Regarding government fiscal deficits, people often lament that their children and grandchildren will have to repay this debt. Don't worry: it's never getting paid back, by anyone. (1/n)
(2/n) Even on the rare occasion that governments run surpluses, Canada's never gonna run a multi-hundred billion dollar surplus, let alone what will be needed to repay the current annual deficit plus interest. A $10-20B surplus in a few years will barely put a dent in this.
(3/n)The government's only choice is to inflate away the debt, which will inevitably happen, whether deliberate or not. The U.S. racked up $250B debt to fight WW2; did they pay that back? Last year (in better times) that was just 3mo worth of deficit. Inflation made it irrelevant
(4/n) Inflation will hit us all and that's how we'll pay it back. A few decades from now $343B will be a fairly inconsequential part of a much larger debt by then. Inflation is literally a hidden tax on our wealth; at least that wealth which we store in "money".
(5/n) This means our savings account balances, GICs, bonds. Any wealth stored in the form of currency will erode away to inflation. That lost purchasing power is effectively a tax and that will pay for the deficits of today.
(6/n) To store your wealth in that form—that is, any money that isn't needed in the short-term—is reckless, far riskier than owning hard assets like stocks, land, real estate, bullion, etc. Only hard assets will maintain some sort of relative value.
(7/n) "Currency" is a derivative of the word "current". It has a current value of some sort, that is all. It has no enduring value. In the short-term cash is king (don't let this sway you from having an all-important emergency fund)...

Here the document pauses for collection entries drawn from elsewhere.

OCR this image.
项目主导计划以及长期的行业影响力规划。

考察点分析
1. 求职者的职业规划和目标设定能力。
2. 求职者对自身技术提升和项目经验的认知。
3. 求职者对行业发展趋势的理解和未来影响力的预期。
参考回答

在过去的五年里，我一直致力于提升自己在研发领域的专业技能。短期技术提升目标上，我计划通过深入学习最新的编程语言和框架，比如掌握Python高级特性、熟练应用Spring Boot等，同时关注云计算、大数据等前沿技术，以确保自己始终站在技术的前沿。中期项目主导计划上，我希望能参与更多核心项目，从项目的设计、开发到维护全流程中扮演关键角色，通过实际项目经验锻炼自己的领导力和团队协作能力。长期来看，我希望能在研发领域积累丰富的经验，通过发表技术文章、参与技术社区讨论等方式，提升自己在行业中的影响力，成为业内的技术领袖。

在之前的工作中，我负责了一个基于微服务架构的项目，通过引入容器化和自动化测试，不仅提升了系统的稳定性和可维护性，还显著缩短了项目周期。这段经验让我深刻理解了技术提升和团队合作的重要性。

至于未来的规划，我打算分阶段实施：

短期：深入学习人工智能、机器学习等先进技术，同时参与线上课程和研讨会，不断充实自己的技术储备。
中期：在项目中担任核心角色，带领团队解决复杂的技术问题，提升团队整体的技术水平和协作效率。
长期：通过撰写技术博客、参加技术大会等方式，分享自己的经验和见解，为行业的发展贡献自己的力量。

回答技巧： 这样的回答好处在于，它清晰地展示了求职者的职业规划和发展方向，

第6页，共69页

(8/8)...but in the long cash could be toxic for your wealth, and we have government largess and fiscal recklessness to thank for it. /endThread
Even worse than cash: who's taking more risk, the person who lends money to ITALY for THIRTY YEARS at barely over 2%, or Spain for 10 years at a fraction of a %, or the person who buys fractional ownership of a profitable enterprise?
Inflation in action. Stocks aren't really "up" that much over the past 3 months. It's dollars (in this case USD) that are DOWN. We see gold breaking into new all time highs now, but check out copper!